As far as I can tell, it covers basically any garbage collection scheme that
identifies pointers via bitmaps associated with the object, and uses
portions of this bitmap to index into something like a branch table.  It
seems to me that the claimed invention is really the use of the branch table
(i.e. switch statement) instead of a branch on each bit, since bitmap-based
mark schemes were clearly prior art on April 23, 1997.  However the patent
seems to cover the 1-bit-at-a-time scheme if it uses an indirect branch to
test the bit.

As far as I can tell, it does not cover schemes in which the descriptor
associated with the object is either the address of a mark routine, or a
sequence such addresses, or a sequence of branch table indices, or anything
along these lines, so long as it does not specifically associate one bit
with each possible pointer location in the object.  Thus at least it seems
to be easy to come up with slightly more complex schemes that have
equivalent or better performance and do not infringe the patent.  (A
sequence of jump table indicees gives more flexibility, in that you do not
have to consider the same number of words each time through the loop.)

Questions:
Can someone from Sun, e.g. one of the inventors, shed more light on this?
Has anyone else looked at this patent more carefully?
Any informed opinions about whether this might be enforcable?
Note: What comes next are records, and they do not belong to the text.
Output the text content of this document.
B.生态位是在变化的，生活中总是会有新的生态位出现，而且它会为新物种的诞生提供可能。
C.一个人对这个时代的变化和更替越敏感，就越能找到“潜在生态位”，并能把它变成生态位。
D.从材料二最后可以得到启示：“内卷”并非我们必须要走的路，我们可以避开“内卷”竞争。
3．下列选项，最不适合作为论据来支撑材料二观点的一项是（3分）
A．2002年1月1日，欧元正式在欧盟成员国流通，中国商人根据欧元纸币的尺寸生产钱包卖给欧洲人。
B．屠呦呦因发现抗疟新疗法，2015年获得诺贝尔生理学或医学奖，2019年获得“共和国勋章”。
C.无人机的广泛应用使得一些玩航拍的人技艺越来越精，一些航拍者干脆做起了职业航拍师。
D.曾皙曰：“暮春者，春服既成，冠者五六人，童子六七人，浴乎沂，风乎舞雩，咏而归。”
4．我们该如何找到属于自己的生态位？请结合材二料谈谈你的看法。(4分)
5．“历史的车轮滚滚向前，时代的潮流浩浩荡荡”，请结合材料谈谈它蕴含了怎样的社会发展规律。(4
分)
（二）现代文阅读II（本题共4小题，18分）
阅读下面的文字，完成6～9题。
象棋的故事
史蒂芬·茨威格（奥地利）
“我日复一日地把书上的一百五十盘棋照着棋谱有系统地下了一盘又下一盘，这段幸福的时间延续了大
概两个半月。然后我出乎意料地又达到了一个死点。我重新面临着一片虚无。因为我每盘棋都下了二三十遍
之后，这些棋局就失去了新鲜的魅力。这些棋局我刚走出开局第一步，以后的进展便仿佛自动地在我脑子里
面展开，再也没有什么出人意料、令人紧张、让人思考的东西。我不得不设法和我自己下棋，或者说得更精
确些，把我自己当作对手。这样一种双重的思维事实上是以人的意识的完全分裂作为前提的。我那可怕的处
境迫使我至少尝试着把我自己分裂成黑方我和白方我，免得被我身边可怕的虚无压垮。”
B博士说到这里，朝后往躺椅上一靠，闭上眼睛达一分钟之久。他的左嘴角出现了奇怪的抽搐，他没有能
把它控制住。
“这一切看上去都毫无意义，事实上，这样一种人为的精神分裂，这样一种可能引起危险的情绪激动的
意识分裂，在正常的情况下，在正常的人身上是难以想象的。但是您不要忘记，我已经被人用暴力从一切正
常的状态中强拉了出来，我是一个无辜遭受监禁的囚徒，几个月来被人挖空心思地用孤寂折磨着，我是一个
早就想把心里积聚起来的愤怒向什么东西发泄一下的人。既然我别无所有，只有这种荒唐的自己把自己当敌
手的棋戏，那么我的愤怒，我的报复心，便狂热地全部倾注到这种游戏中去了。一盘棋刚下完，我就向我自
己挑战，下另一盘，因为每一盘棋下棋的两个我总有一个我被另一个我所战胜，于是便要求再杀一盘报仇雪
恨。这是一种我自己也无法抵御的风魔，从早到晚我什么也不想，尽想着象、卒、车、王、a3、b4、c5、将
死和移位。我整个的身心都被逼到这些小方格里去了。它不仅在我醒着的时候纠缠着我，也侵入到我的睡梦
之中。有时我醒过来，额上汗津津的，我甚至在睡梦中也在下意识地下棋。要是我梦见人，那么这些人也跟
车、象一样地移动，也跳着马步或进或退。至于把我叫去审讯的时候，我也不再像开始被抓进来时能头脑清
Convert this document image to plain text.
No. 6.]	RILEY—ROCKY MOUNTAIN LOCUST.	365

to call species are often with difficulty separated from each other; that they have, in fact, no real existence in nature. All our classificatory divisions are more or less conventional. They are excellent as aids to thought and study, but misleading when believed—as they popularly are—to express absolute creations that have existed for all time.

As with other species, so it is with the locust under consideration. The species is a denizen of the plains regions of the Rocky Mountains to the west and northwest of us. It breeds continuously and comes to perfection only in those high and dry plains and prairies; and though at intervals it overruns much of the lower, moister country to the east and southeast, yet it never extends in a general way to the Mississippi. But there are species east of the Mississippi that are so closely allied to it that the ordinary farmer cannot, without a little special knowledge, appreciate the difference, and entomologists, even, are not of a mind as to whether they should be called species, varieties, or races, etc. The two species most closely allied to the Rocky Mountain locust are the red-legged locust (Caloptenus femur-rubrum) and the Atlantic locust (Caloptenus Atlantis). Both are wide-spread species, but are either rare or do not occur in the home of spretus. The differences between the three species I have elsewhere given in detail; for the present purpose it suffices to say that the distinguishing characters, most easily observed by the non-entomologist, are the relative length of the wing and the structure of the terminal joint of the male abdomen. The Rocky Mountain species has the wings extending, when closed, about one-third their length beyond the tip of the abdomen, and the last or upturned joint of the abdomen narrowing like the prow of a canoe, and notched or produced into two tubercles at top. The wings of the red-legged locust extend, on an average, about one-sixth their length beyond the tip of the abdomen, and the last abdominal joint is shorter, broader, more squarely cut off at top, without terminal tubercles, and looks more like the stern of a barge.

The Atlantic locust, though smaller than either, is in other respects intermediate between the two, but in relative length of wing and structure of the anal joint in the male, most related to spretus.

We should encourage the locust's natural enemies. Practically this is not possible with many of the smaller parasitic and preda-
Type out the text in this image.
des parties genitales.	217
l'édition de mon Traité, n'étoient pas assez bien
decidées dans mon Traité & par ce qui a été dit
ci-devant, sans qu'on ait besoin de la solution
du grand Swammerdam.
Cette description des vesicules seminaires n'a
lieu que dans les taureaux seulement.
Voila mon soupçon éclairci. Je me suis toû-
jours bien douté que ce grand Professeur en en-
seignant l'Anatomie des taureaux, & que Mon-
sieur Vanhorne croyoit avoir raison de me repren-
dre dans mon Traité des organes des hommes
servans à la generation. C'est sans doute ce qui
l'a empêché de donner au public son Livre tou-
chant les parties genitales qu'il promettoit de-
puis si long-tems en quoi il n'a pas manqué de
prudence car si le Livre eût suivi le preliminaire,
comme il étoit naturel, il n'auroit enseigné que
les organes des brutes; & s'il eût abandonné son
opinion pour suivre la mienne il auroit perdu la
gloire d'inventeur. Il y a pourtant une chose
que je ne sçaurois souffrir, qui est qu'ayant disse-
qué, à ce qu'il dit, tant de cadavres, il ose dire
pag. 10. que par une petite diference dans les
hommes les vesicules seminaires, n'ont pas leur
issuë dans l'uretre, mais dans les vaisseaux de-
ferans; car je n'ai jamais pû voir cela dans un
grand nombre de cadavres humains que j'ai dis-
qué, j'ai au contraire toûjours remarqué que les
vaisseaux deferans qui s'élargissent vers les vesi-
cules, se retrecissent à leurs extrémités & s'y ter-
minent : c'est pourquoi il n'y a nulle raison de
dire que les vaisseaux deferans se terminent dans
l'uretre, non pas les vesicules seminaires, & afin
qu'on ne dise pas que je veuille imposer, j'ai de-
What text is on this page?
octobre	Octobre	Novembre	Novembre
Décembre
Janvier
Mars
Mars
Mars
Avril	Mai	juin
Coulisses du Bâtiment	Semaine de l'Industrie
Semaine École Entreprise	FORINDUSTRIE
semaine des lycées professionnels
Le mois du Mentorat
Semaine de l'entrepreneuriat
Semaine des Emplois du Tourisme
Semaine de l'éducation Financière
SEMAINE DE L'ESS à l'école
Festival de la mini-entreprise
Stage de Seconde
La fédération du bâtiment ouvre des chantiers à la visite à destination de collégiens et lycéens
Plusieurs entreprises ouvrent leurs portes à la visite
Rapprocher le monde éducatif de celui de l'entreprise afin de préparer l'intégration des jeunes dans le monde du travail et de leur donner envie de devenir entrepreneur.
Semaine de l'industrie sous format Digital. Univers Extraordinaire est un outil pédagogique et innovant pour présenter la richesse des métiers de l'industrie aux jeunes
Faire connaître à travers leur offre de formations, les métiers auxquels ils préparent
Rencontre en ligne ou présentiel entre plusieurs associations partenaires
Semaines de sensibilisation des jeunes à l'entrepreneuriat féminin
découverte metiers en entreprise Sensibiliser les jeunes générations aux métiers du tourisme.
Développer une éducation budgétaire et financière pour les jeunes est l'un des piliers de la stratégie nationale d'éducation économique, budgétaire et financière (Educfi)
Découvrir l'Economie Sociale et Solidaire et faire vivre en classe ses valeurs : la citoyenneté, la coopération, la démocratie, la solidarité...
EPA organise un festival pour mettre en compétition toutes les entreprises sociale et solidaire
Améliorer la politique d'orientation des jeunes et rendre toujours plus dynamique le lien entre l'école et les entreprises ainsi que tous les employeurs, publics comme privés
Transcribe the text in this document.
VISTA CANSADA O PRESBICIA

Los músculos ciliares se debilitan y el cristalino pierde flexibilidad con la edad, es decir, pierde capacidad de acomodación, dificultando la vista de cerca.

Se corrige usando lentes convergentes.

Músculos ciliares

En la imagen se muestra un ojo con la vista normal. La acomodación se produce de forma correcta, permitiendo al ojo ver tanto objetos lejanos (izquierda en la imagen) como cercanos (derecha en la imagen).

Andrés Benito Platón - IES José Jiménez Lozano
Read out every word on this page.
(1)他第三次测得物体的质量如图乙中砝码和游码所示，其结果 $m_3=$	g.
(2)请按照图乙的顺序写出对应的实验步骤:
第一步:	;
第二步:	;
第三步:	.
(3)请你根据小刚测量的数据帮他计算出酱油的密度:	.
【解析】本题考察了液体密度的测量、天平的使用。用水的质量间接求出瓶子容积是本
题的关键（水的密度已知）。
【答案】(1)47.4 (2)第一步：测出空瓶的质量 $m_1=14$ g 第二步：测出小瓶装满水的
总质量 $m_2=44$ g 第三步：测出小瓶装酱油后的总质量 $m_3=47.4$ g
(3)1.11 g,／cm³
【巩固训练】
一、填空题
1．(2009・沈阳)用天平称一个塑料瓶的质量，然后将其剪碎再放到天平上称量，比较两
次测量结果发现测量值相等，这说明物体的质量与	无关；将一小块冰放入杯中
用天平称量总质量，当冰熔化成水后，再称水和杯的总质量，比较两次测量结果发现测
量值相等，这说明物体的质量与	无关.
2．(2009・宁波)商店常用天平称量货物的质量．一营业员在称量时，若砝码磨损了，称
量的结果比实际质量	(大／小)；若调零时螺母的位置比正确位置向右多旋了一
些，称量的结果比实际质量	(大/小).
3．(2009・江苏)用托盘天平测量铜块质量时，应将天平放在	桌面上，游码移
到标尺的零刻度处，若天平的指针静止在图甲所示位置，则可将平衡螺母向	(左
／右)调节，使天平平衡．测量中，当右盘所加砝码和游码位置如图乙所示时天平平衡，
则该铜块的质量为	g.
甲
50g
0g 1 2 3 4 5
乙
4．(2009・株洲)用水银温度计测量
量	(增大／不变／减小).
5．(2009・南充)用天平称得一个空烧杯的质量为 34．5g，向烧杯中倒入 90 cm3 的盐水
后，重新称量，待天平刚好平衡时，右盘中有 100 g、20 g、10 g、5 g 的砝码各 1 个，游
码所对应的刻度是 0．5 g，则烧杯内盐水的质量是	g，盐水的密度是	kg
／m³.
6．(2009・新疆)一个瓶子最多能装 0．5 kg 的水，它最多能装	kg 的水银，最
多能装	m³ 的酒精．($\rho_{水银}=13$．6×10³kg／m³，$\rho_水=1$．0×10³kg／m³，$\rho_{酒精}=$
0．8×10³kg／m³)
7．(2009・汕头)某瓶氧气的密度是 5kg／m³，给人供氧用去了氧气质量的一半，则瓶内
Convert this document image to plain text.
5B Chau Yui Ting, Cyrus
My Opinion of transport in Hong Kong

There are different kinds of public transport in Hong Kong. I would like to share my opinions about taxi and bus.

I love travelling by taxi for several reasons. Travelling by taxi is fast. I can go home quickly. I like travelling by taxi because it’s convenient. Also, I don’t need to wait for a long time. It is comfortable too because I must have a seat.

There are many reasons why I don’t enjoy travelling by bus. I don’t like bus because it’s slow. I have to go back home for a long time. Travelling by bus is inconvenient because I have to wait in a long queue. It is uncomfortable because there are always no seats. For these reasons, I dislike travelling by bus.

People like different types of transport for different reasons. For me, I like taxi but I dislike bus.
Is there any prior art that uses bitmaps in this context, and examines more
than one bit at a time?  (There is clearly prior art that examines one bit
at a time, and there are many other contexts in which the multiple bit at a
time optimization is used.  I don't know of any systems that combine the
two.  And it probably didn't help much to do so until very recently.)